Cape Town Fights for Energy Independence

Cities are trying to take charge of their own power supply

Power outages are a way of life in Africa’s most industrialized country. Over the last decade, South Africa’s electricity grid has come apart at the seams and failed to deliver dependable power. As renewable energy gets cheaper, South African cities such as Cape Town have demanded the right to find their own sources.

The primary culprit in South Africa’s power woes is the aging national electricity provider, Eskom. After years of mismanagement of state funds earmarked for critical infrastructure repairs, Eskom’s plants are regularly unable to operate at full capacity. The result is rolling blackouts that last from two to six hours per day. The power cuts have proved disastrous for the economy, with costs estimated at between $3 billion and $8 billion in 2019

That year, desperate to find a solution, Cape Town announced plans to purchase its own power from independent renewable power producers. The falling cost and exponential growth of renewable-energy technology have made this possible. Amazon recently announced it will build its own solar farm to power its data centers in South Africa, thereby insulating itself from outages on the national grid. If companies can do it, why can’t cities? 

The answer is mired in a complex web of regulations and restrictions.
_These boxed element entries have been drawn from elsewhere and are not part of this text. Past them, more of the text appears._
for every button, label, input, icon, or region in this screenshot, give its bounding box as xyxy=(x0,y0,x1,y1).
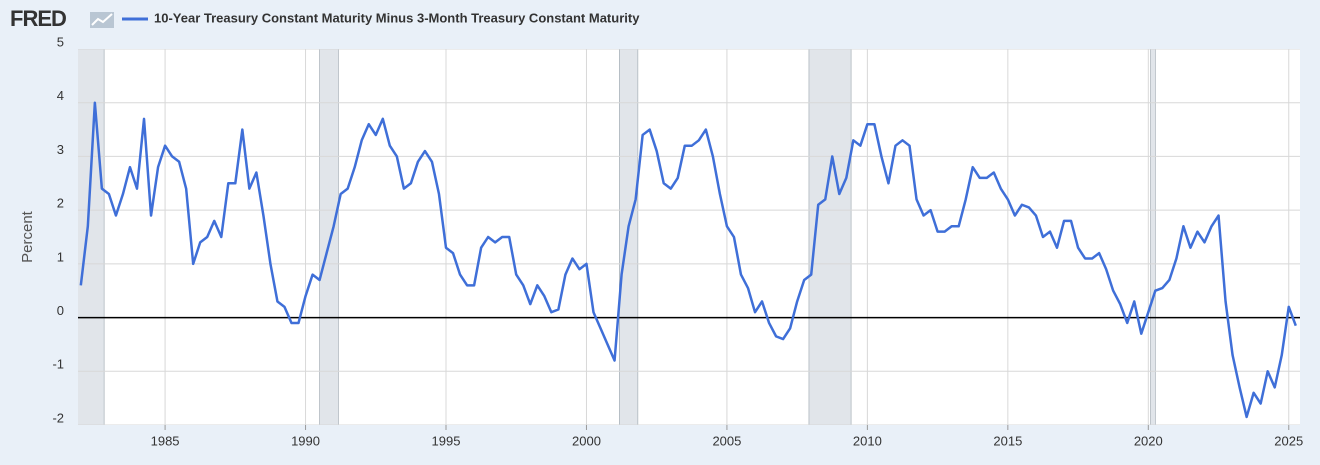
x-tick-label: 1985 xyxy=(151,433,180,448)
series-line xyxy=(79,101,1297,419)
x-tick-label: 2025 xyxy=(1274,433,1303,448)
x-tick-label: 2015 xyxy=(993,433,1022,448)
recession-band xyxy=(78,49,105,425)
y-tick-label: 4 xyxy=(57,88,64,103)
legend-label: 10-Year Treasury Constant Maturity Minus… xyxy=(154,10,640,25)
recession-band xyxy=(319,49,339,425)
x-tick-label: 1990 xyxy=(291,433,320,448)
y-tick-label: 0 xyxy=(57,303,64,318)
logo-icon xyxy=(90,12,114,28)
x-tick-label: 1995 xyxy=(432,433,461,448)
y-axis-label: Percent xyxy=(19,210,36,263)
plot-layer xyxy=(78,49,1300,425)
x-tick-label: 2020 xyxy=(1134,433,1163,448)
x-tick-label: 2005 xyxy=(712,433,741,448)
logo: FRED xyxy=(10,6,66,31)
x-tick-label: 2000 xyxy=(572,433,601,448)
plot-area xyxy=(78,49,1300,425)
recession-band xyxy=(619,49,639,425)
y-tick-label: 5 xyxy=(57,34,64,49)
y-tick-label: 3 xyxy=(57,142,64,157)
y-tick-label: -2 xyxy=(52,410,64,425)
y-tick-label: 1 xyxy=(57,249,64,264)
y-tick-label: -1 xyxy=(52,357,64,372)
x-tick-label: 2010 xyxy=(853,433,882,448)
recession-band xyxy=(1150,49,1156,425)
y-tick-label: 2 xyxy=(57,196,64,211)
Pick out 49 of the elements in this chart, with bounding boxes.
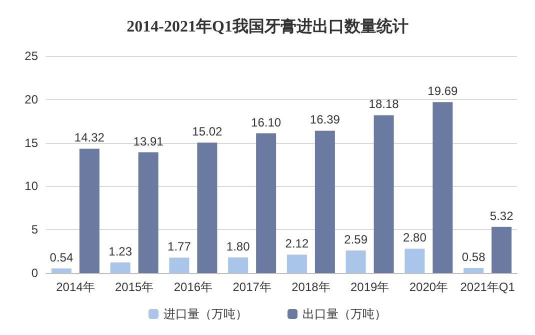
bar: [286, 254, 307, 273]
data-label: 15.02: [192, 124, 223, 139]
data-label: 2.59: [344, 232, 368, 247]
y-tick-label: 20: [24, 92, 38, 106]
x-tick-label: 2016年: [174, 280, 213, 294]
data-label: 0.58: [462, 250, 486, 264]
y-tick-label: 5: [31, 222, 38, 237]
bar: [464, 268, 484, 273]
bar: [169, 258, 190, 273]
bar: [346, 250, 366, 273]
data-label: 2.80: [403, 230, 427, 245]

The Ministry of Mineral Resources and Energy, in consultation with the National Energy Regulator of South Africa, has the sole power to decide where South African citizens get their energy, how it is sold, and what source is used to generate it. In practice, this gives Eskom, the state-owned provider, a monopoly over energy production and supply.

In August 2020, Cape Town demanded that the ministry grant it the authority to purchase renewable energy from independent power producers. Those producers would first deliver power directly to Cape Town via the grid, and if they generated more electricity than Cape Town needed, any surplus would flow out to the rest of the country.

The request ended in a court battle over constitutional questions about who gets to make such decisions. Given South Africa’s history of human rights violations and the strength of its constitution, the case has evolved into a larger fight for the rights of citizens to have dependable power.

Cape Town didn’t win that case, but the debate it started created political pressure. In October 2020, the government announced an amendment to electricity regulations to allow municipalities to find their own methods of generating electricity or purchasing it from independent producers. 

However, the minister still has the final authority to sign off on any new electricity agreements involving cities. Moreover, President Cyril Ramaphosa underlined his commitment to a “centralized state-owned enterprise” model in February’s state of the union address, in which he outlined various ways his government was going to procure more power for the country. The energy battle between South African cities and the national government is entering a new and arguably more aggressive phase. 

Since the October amendment was publicized, several cities have made plans to go it alone. Durban, South Africa’s third-largest city, announced its plan in January 2021. The city aims to get 40% of its energy from sources other than Eskom by 2030 and wants to use only clean energy by 2050. And the sleepy university town of Stellenbosch, in the heart of South Africa’s wine country, has submitted a request to the national government to “investigate the use and generation of alternate electricity supply.” 

In August 2021, the government announced that private power plants could produce up to 100mw without requesting a license. The previous limit was only 1mw. This is a major concession to renewable and independent providers. In the near term, the decision will affect energy-intensive companies such as mining operations since they will be able to generate their own electricity. But the dam is breaking and the government appears serious about green energy. Eskom is even considering spending R106 billion ($7.2 billion) on wind and solar energy by 2030.

If Cape Town and other cities win the right to purchase their own electricity, rural areas in the country could benefit as well because private companies will have financial incentives to produce more renewable power. More electricity production should help everyone.

Cape Town’s ongoing battle over clean energy is symbolic of political tensions between national and city governments that green tech is only accelerating.

By and large, city governance models are more agile than their national counterparts. For example, cities have been at the forefront of implementing the Paris climate agreement. Their ability to influence national and international politics will grow as more people continue to move there. Yet as South Africa demonstrates, national governments aren’t going down without a fight.

The issue of who controls the power supply is a critical space to watch in this regard. In Mexico, President Andres Manuel Lopez Obrador pushed a bill that grants the state power company priority in dispatching power. The changes he’s requested, which passed into law on March 3rd, will target private power suppliers that focus on renewable energy. 

While the battle over energy sovereignty will almost certainly spread to more cities, not all areas will follow Cape Town’s approach. The Western Cape province, where the city is located, is blessed with ample wind and a relatively high number of sunny days. Renewable energy works well in this part of the world. Other cities may not be able to purchase their own renewable power so easily.

But clearly, the combination of an urbanizing population and the widespread availability of renewable power is challenging the way the modern nation-state controls energy policy. We can expect national-municipal splits like the one driving Cape Town’s energy crisis to become the norm, not the exception.